Date: Sun Mar 7 03:24:27 1999
Posted By: Nigel Barker, Head of Science, International School of Lusaka
Area of science: Chemistry
ID: 919410149.Ch
Message:

I assume you must be placing your tube in a beaker of water, and measuring the temperature change of the water. The best type of tubing to allow heat to escape would not be plastic at all, but metal. Copper tubing is probably the best and most easily avaiable.You can seal the bottom with a cork or rubber bung. Your tube should be completely immersed in the water, in which case you have to seal the top also. You should also have you water in an insulating container with a lid, to prevent heat loss. You would have to move quickly, sealing and immersing the copper tube as soon as you had added the second solution.
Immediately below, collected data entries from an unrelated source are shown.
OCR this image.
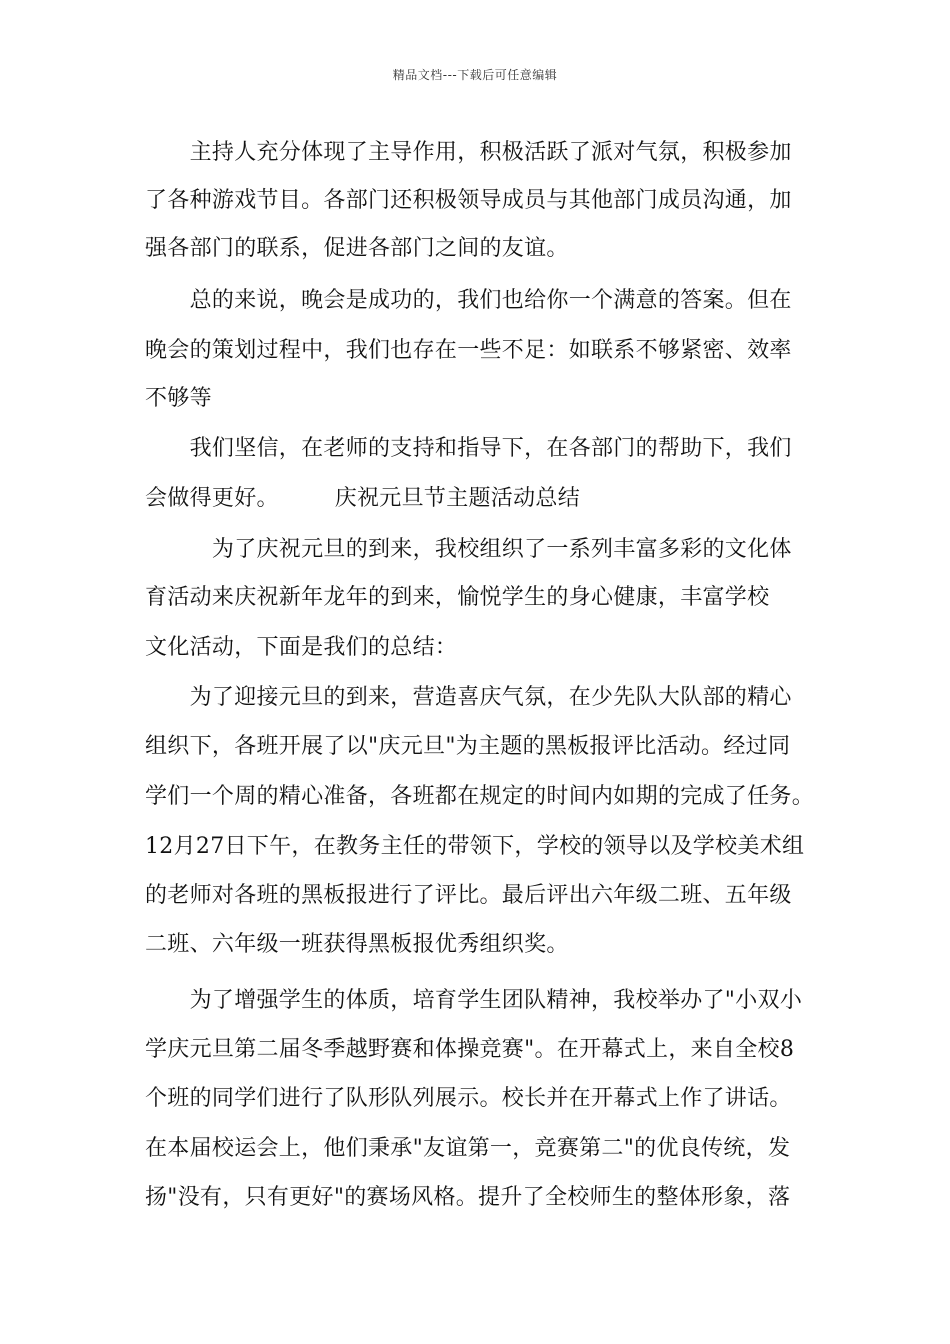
精品文档---下载后可任意编辑
　　主持人充分体现了主导作用，积极活跃了派对气氛，积极参加
了各种游戏节目。各部门还积极领导成员与其他部门成员沟通，加
强各部门的联系，促进各部门之间的友谊。
　　总的来说，晚会是成功的，我们也给你一个满意的答案。但在
晚会的策划过程中，我们也存在一些不足：如联系不够紧密、效率
不够等
　　我们坚信，在老师的支持和指导下，在各部门的帮助下，我们
会做得更好。　　　庆祝元旦节主题活动总结
　　　为了庆祝元旦的到来，我校组织了一系列丰富多彩的文化体
育活动来庆祝新年龙年的到来，愉悦学生的身心健康，丰富学校
文化活动，下面是我们的总结：
　　为了迎接元旦的到来，营造喜庆气氛，在少先队大队部的精心
组织下，各班开展了以"庆元旦"为主题的黑板报评比活动。经过同
学们一个周的精心准备，各班都在规定的时间内如期的完成了任务。
12月27日下午，在教务主任的带领下，学校的领导以及学校美术组
的老师对各班的黑板报进行了评比。最后评出六年级二班、五年级
二班、六年级一班获得黑板报优秀组织奖。
　　为了增强学生的体质，培育学生团队精神，我校举办了"小双小
学庆元旦第二届冬季越野赛和体操竞赛"。在开幕式上，来自全校8
个班的同学们进行了队形队列展示。校长并在开幕式上作了讲话。
在本届校运会上，他们秉承"友谊第一，竞赛第二"的优良传统，发
扬"没有，只有更好"的赛场风格。提升了全校师生的整体形象，落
However, the best place to measure the temperature change would be inside the solutions themselves. The water in which the acid and alkali are dissolved is itself a kind of "surroundings" and absorbs the heat from the neutralisation. Measure the temperatures of the acid and alkali solutions before mixing (rinse the thermometer with water in between). If they are different, take an average (are you mixing equal volumes?). Then place your thermometer in one of the solutions, add the other, and observe the temperature. When it stops rising you have your final value. Again, use an insulating container with a lid, like a polystyrene (styrofoam) drinks cup.